Routiers : Vers les pavillons de complaisance sur les camions ?29/11/20022002Journal/medias/journalnumero/images/2002/11/une1791.jpg.445x577_q85_box-0%2C104%2C1383%2C1896_crop_detail.jpg

Leur société

Routiers : Vers les pavillons de complaisance sur les camions ?

A l'occasion du conflit des routiers, certains syndicats patronaux ont rappelé leur menace de délocalisation vers les pays d'Europe de l'Est.
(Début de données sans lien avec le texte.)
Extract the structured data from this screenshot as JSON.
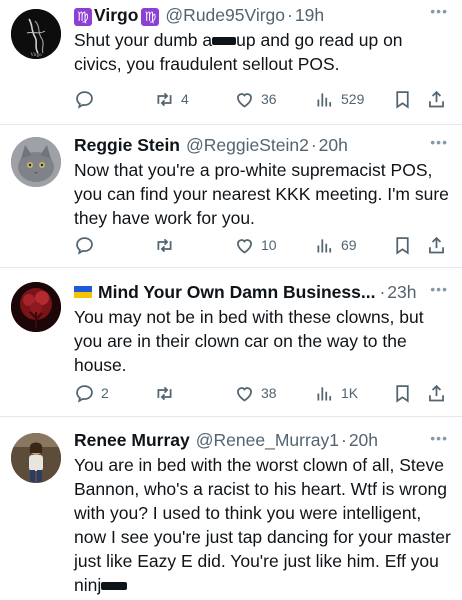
{
  "tweets": [
    {
      "name": "Virgo",
      "handle": "@Rude95Virgo",
      "time": "19h",
      "text_parts": [
        "Shut your dumb a",
        "up and go read up on civics, you fraudulent sellout POS."
      ],
      "replies": "",
      "retweets": "4",
      "likes": "36",
      "views": "529",
      "avatar_text": "Virgo"
    },
    {
      "name": "Reggie Stein",
      "handle": "@ReggieStein2",
      "time": "20h",
      "text": "Now that you're a pro-white supremacist POS, you can find your nearest KKK meeting. I'm sure they have work for you.",
      "replies": "",
      "retweets": "",
      "likes": "10",
      "views": "69"
    },
    {
      "name": "Mind Your Own Damn Business...",
      "handle": "",
      "time": "23h",
      "text": "You may not be in bed with these clowns, but you are in their clown car on the way to the house.",
      "replies": "2",
      "retweets": "",
      "likes": "38",
      "views": "1K"
    },
    {
      "name": "Renee Murray",
      "handle": "@Renee_Murray1",
      "time": "20h",
      "text_parts": [
        "You are in bed with the worst clown of all, Steve Bannon, who's a racist to his heart.  Wtf is wrong with you? I used to think you were intelligent, now I see you're just tap dancing for your master just like Eazy E did.  You're just like him.  ",
        "E",
        "ff you",
        " ni",
        "nj"
      ]
    }
  ],
  "ui": {
    "sep": "·",
    "more": "•••"
  },
  "colors": {
    "text": "#0f1419",
    "muted": "#536471",
    "zodiac": "#8d3fd3"
  },
  "icons": [
    "reply-icon",
    "retweet-icon",
    "like-icon",
    "views-icon",
    "bookmark-icon",
    "share-icon",
    "zodiac-virgo-icon",
    "ukraine-flag-icon"
  ]
}
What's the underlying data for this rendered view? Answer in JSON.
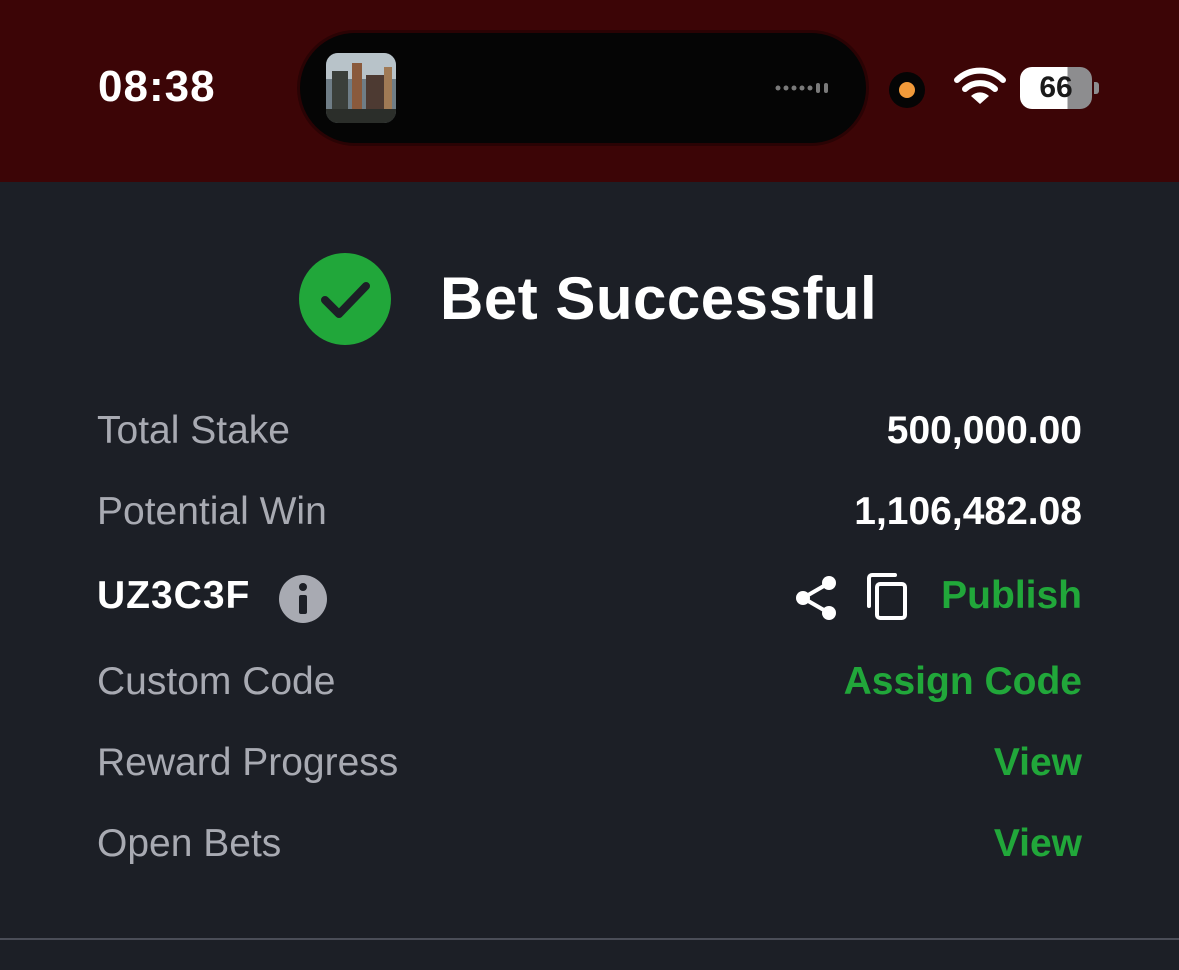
{
  "status_bar": {
    "time": "08:38",
    "battery": "66"
  },
  "bet_result": {
    "title": "Bet Successful",
    "rows": [
      {
        "label": "Total Stake",
        "value": "500,000.00"
      },
      {
        "label": "Potential Win",
        "value": "1,106,482.08"
      }
    ],
    "booking_code": "UZ3C3F",
    "publish_label": "Publish",
    "actions": [
      {
        "label": "Custom Code",
        "value": "Assign Code"
      },
      {
        "label": "Reward Progress",
        "value": "View"
      },
      {
        "label": "Open Bets",
        "value": "View"
      }
    ]
  },
  "colors": {
    "accent_green": "#21a73a",
    "status_bar_bg": "#3c0506",
    "panel_bg": "#1c1f26"
  },
  "icons": [
    "success-check-icon",
    "info-icon",
    "share-icon",
    "copy-icon",
    "wifi-icon",
    "battery-icon"
  ]
}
L'occasion leur en serait fournie par l'ouverture prévue de l'Union européenne à dix nouveaux États en 2004.

A vrai dire, certains transporteurs allemands, néerlandais et britanniques principalement, n'ont pas attendu cette ouverture pour délocaliser leurs entreprises à l'Est, comme le célèbre Willi Betz, transporteur allemand, qui s'est taillé un empire en exploitant la main-d'oeuvre sous-payée des pays de l'Europe de l'Est.

Selon La Tribune, " un employeur payera un conducteur bulgare 1 753 euros par mois, toutes charges et frais de déplacement compris, contre 3 810 euros pour un chauffeur français ". Et même employer des conducteurs allemands ou hollandais serait plus avantageux - de 20 % - car, selon un syndicat patronal, " ces derniers gagnent tout autant mais coûtent moins cher car ils travaillent davantage et les charges sont moins élevées ".

Comme dans l'ensemble de l'économie, le patronat du transport cherche à délocaliser là où la main-d'oeuvre - ainsi que les impôts - sont les moins chers. Bien sûr, des camions polonais ou hongrois, appartenant en réalité à des sociétés allemandes, hollandaises, françaises ou autres, et naviguant ainsi sous nationalité de complaisance, sont soumis lorsqu'ils roulent en France à la réglementation française sur le temps de conduite ainsi qu'au code de la route. Même si cette réglementation n'est pas toujours respectée, elle est tout de même plus contraignante que celle de certains pays comme l'Espagne ou même les Pays-Bas où les heures supplémentaires autorisées sont légion, sans parler de pays comme la Pologne où bien des routiers font des journées de 10 et même 14 heures !

Seulement, si les camions sont immatriculés en Pologne ou en Hongrie, par exemple, ils relèvent de la législation sociale et des salaires de ces pays. Et lorsqu'ils font du transport international, hors de France, ils doivent se contenter de respecter les règles de conduite des pays traversés. Donc il ne faudra pas s'étonner si au fil des années on voit en Europe occidentale de plus en plus de camions est-européens, exactement comme sur les océans on voit des navires des Bahamas ou du Liberia.

L'Union européenne, qui se targue d'harmoniser les lois, les règlements, les conditions de travail, etc., pourrait si elle le voulait imposer une législation préservant des conditions de travail correctes, qui ne mettraient en danger ni la santé ni la vie des routiers et... des autres usagers de la route.

En fait l'Union européenne semble s'orienter vers une semaine légale de 74 heures de conduite par semaine (plus les temps d'attente, de chargement, etc. !). Ce choix ahurissant malheureusement n'aurait rien d'étonnant. C'est l'ensemble du patronat, gros industriels, grande distribution, etc., c'est-à-dire les " donneurs d'ordres ", qui bénéficie des tarifs avantageux du transport routier. Cela lui permet tout à la fois des transports à très bon marché et des économies de stockage, car les centaines de milliers de camions constituent autant d'entrepôts à roulettes. Tout ce monde fait pression, en donnant la préférence aux moins chers, sur les transporteurs routiers, et ces derniers font pression sur leurs salariés pour obtenir le maximum de travail dans le temps le plus court. Ajoutons que si le transport routier est tellement avantageux, c'est aussi parce que c'est la collectivité qui finance, pour l'essentiel, les autoroutes, alors que, dans le cas des chemins de fer, la SNCF par exemple (aujourd'hui par le biais de RFF) doit financer non seulement le matériel roulant mais aussi les voies ferrées.

C'est ainsi que, pour plaire au grand patronat dans son ensemble, l'Union européenne et les États nationaux organisent de concert ce scandale permanent du transport routier. Et tout en acceptant de maintenir des horaires souvent déments, de tolérer des vitesses excessives (il faut bien que les livraisons arrivent aux dates prévues, même si c'est acrobatique !), les responsables de l'Union européenne ont le front de plaider pour la sécurité routière... qu'ils sacrifient délibérément.